Once the image of interatrial septum from the right atrial perspective is properly oriented, it is tilted to the left around its vertical axis to obtain the view of the interatrial septum from the left atrial perspective. We refer to this manipulation of the image as the TUPLE-plus-ROLZ maneuver. It is illustrated in Video 2 ( view video clip online).

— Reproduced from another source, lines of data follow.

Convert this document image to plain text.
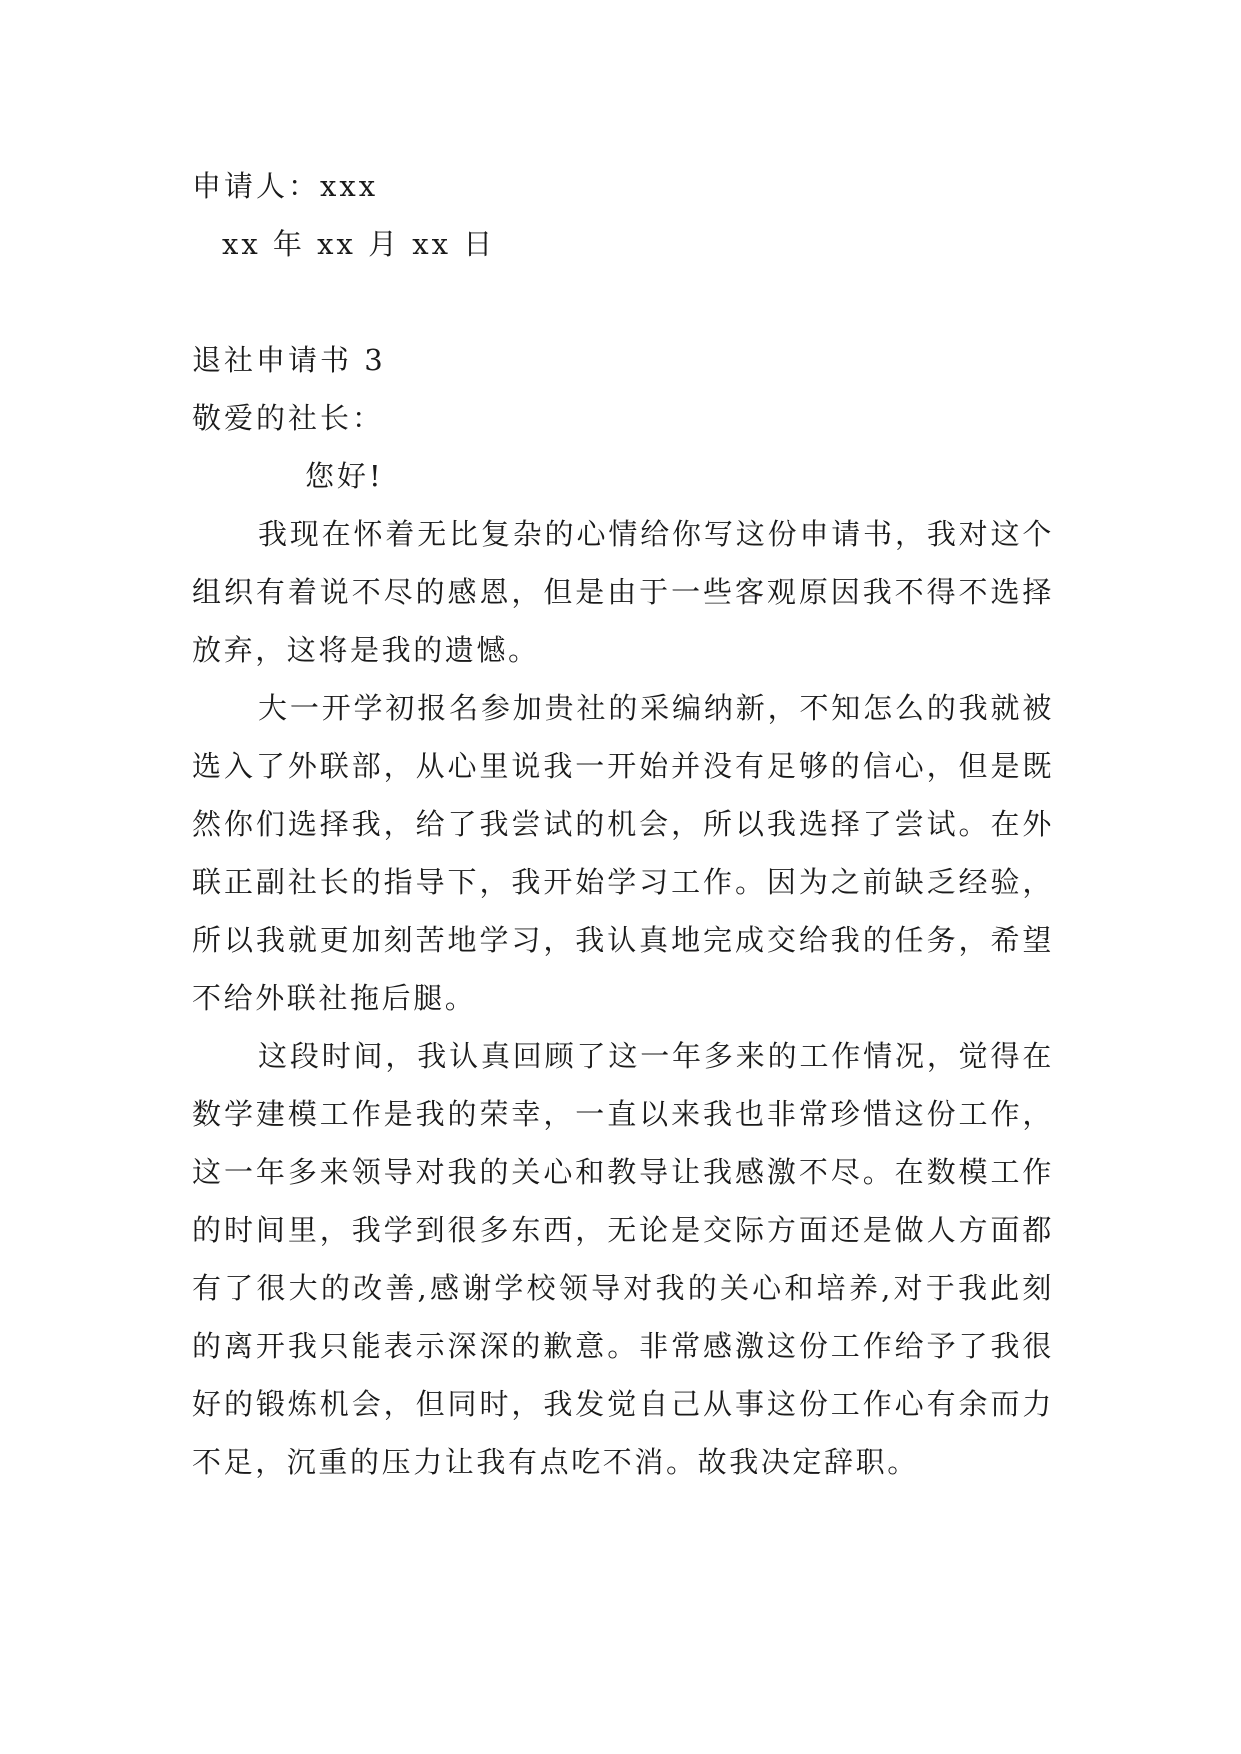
申请人：xxx
xx 年 xx 月 xx 日
退社申请书 3
敬爱的社长：
您好!
我现在怀着无比复杂的心情给你写这份申请书，我对这个组织有着说不尽的感恩，但是由于一些客观原因我不得不选择放弃，这将是我的遗憾。
大一开学初报名参加贵社的采编纳新，不知怎么的我就被选入了外联部，从心里说我一开始并没有足够的信心，但是既然你们选择我，给了我尝试的机会，所以我选择了尝试。在外联正副社长的指导下，我开始学习工作。因为之前缺乏经验，所以我就更加刻苦地学习，我认真地完成交给我的任务，希望不给外联社拖后腿。
这段时间，我认真回顾了这一年多来的工作情况，觉得在数学建模工作是我的荣幸，一直以来我也非常珍惜这份工作，这一年多来领导对我的关心和教导让我感激不尽。在数模工作的时间里，我学到很多东西，无论是交际方面还是做人方面都有了很大的改善,感谢学校领导对我的关心和培养,对于我此刻的离开我只能表示深深的歉意。非常感激这份工作给予了我很好的锻炼机会，但同时，我发觉自己从事这份工作心有余而力不足，沉重的压力让我有点吃不消。故我决定辞职。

Imaging at Intermediate Angles
As a general rule, the larger the 2D angle used at the time of image acquisition, the more rotation of the 3D image in the counterclockwise direction in the z axis will be needed. Images that were acquired at 0° in two dimensions will require no rotation in the z axis of the 3D images, images acquired at 75° will require a 75° counterclockwise rotation in the z axis, images acquired at 100° will require a 100° counterclockwise rotation in the z axis, and so forth. The impact of image acquisition at various 2D angles is shown in Figure 2 .
The TUPLE and ROLZ maneuvers were successful in obtaining diagnostic images in all 23 patients with ASDs. On average, the TUPLE maneuver with or without the ROLZ maneuver takes 1 to 2 minutes to perform.
3D TEE Imaging of Secundum ASDs
In our series, there were 18 patients with secundum ASDs, 14 of whom were women (72%; all secundum ASDs). Using the TUPLE and ROLZ maneuvers, one places a secundum ASD in the proper anatomic orientation. Figure 3 and Video 3 ( view video clip online) demonstrate imaging of a secundum ASD using the TUPLE maneuver and a 0° acquisition angle.
Complete resorption of the septum primum over the fossa ovalis leads to the classic appearance of the secundum ASD ( Video 4 ; view video clip online). Three-dimensional TEE imaging clearly demonstrates that these ASDs are frequently not perfectly circular, as has been commonly assumed in 2D echocardiography, but often oval or irregular in shape. In addition, what is assumed to be an ASD’s diameter on 2D TEE imaging is often a geometric chord rather than the true ASD diameter. (A geometric chord is a line that connects two points of a circle but does not pass the circle’s center, as its diameter does.)
With 3D TEE imaging, one can also appreciate that the size of an ASD varies throughout the cardiac cycle, being maximal during ventricular systole and minimal during atrial systole. In our laboratory, we report the size of the ASD at the time of its maximal diameters. The precise measurement of ASD size helps avoid inappropriate patient selection for percutaneous ASD closure.
A properly oriented 3D TEE image of a secundum ASD allows for evaluation of the size of the ASD tissue rims and their relationship to the aortic valve and the ascending aorta ( Figure 4 ). Knowledge of the defect size and the size of tissue rims is of utmost importance for percutaneous device closure of secundum ASDs. Percutaneous closure of a secundum ASD is usually considered feasible is the largest ASD diameter is <35 mm, its aortic rim is ≥3 mm, and other rims are >7 mm. Using the TUPLE and ROLZ maneuvers, the location and the size of the each rim in general and the aortic rim in particular can usually be determined.
At present, no measurements of ASD size can be obtained directly from 3D TEE images. Instead, the size of an ASD can be determined (1) semiquantitatively by superimposing a rectangular grid of known dimensions over the 3D TEE ASD image ( Figure 5 A) and (2) quantitatively by tracing the outlines and diameters of the ASD using offline software for multiplanar reconstruction.